Over three in five affected children do not receive mental health services within 6 months of experiencing a firearm injury, according to a study published in Pediatrics.

It was the latest investigation to examine the effects of firearms on children. The AAP has called for regulating firearms in a manner similar to motor vehicles after data showed an increase in firearm-related injuries among children during the COVID-19 pandemic.

“Given that firearm and firearm injuries are one of the leading causes of death and disability among children, a few years ago, we formed a research consortium of diverse professionals to investigate firearm injuries and their sequalae through the Children’s Hospital Association,” Christian D. Pulcini, MD, MEd, MPH, a pediatric emergency medicine physician at the University of Vermont Medical Center, told Healio.

“Many of us are clinicians, and we have witnessed the toll childhood firearm injury takes on individuals and communities,” Pulcini said. “More specific to this study, the members of our group can all recall individual cases of children who were adversely affected by the trauma of these injuries in the long term, and we felt compelled to investigate on a macro level the mental health consequences and resultant identification and treatment of these conditions after firearm injury among children.”

The researchers hypothesized “that some groups of children may have more limited access to mental health services after injury,” Jennifer Hoffmann, MD, MS, an assistant professor and pediatric emergency physician at Northwestern University Feinberg School of Medicine and Lurie Children’s Hospital of Chicago, said in a video abstract.

“Our objective was to examine how the timing of the first outpatient mental health visit among Medicaid enrolled children after a nonfatal firearm injury varies by sociodemographic and clinical characteristics,” Hoffmann said.
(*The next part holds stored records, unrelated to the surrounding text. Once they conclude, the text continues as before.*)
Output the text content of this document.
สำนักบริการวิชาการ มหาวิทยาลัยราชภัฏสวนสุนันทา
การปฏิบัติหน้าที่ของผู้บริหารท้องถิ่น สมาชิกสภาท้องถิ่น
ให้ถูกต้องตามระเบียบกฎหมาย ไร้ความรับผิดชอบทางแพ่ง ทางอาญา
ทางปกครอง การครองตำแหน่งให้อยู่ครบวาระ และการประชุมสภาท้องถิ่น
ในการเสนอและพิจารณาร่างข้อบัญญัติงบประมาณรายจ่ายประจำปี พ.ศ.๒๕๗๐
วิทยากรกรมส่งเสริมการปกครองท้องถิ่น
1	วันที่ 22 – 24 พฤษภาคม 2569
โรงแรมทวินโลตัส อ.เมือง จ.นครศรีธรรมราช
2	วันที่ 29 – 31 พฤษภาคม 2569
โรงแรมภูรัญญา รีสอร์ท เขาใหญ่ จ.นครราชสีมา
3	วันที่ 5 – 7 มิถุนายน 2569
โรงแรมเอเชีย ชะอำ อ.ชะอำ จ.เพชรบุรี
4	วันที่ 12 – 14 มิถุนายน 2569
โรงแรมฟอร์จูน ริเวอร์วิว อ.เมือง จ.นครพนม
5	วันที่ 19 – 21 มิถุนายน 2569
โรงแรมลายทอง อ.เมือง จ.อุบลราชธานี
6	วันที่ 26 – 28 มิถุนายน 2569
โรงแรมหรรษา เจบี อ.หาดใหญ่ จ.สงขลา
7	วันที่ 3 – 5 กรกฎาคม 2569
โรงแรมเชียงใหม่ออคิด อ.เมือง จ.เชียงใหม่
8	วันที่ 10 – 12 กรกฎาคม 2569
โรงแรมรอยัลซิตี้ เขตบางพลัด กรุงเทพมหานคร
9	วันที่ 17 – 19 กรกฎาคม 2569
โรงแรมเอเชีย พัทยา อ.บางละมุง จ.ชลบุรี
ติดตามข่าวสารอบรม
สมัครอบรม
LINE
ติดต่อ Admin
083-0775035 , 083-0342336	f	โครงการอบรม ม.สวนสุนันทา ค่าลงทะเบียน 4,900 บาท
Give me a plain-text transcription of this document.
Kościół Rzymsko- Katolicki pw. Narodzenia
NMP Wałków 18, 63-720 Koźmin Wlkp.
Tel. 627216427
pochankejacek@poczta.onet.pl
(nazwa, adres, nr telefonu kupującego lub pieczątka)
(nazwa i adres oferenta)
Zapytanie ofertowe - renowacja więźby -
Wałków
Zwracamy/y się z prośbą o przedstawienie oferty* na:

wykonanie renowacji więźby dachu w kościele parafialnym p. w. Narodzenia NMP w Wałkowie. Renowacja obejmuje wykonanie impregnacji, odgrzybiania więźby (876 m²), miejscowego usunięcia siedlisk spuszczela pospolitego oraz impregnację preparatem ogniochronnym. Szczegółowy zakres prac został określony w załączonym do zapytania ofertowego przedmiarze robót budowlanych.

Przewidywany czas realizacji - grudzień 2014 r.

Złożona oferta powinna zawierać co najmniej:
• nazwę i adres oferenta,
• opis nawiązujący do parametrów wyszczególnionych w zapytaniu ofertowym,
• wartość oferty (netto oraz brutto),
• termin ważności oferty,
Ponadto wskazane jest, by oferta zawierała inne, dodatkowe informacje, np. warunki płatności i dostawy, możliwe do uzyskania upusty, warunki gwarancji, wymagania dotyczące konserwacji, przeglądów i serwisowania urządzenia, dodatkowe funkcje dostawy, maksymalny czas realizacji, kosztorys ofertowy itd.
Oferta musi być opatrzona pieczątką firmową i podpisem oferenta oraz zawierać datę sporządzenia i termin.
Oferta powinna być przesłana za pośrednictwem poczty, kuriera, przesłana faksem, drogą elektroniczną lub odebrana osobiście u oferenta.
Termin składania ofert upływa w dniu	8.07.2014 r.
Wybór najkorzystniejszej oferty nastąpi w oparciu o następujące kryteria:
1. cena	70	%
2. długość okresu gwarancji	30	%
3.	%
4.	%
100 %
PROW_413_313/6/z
Hoffmann, Pulcini and colleagues used the IBM Watson MarketScan Medicaid database — which includes data from 11 geographically dispersed states — to collect information on Medicaid-enrolled children aged 5 to 17 years old with nonfatal firearm injuries based on diagnosis codes from 2010 to 2018, paying specific attention to mental health service use in the 6 months before and after the firearm injury took place.

Among 2,613 children included in the study, the researchers found that just 36.7% of them accessed mental health services in the 6 months after their injury. Among these children, just 39.5% had no previous use of the services.

Children who did have prior experience with mental health services were more than 10 times likelier to use them again after a firearm injury (adjusted OR [aOR] = 10.41; 95% CI, 8.45-12.82), the researchers found. Non-Hispanic white children were also more likely to access mental health services than non-Hispanic Black children (aOR = 1.29; 95% CI, 1.02-1.63).

“The result that was surprising was that three in five children do not receive mental health services after a firearm injury despite it being a known traumatic event that can lead to serious mental health conditions,” Pulcini said.

The authors concluded that access to mental health services after injury is often inequitable, and that greater efforts are needed to connect children with these services after a firearm injury. Pulcini also suggested that future studies focus on early identification and treatment and whether it could improve long-term mental health outcomes.

“There is a window of opportunity to identify and treat mental health conditions early among those children affected by firearm injury,” Pulcini said. “It is imperative that [primary care physicians] and pediatricians remain cognizant of this to provide timely screening and treatment given how prevalent firearm injuries are among children unfortunately in the U.S.”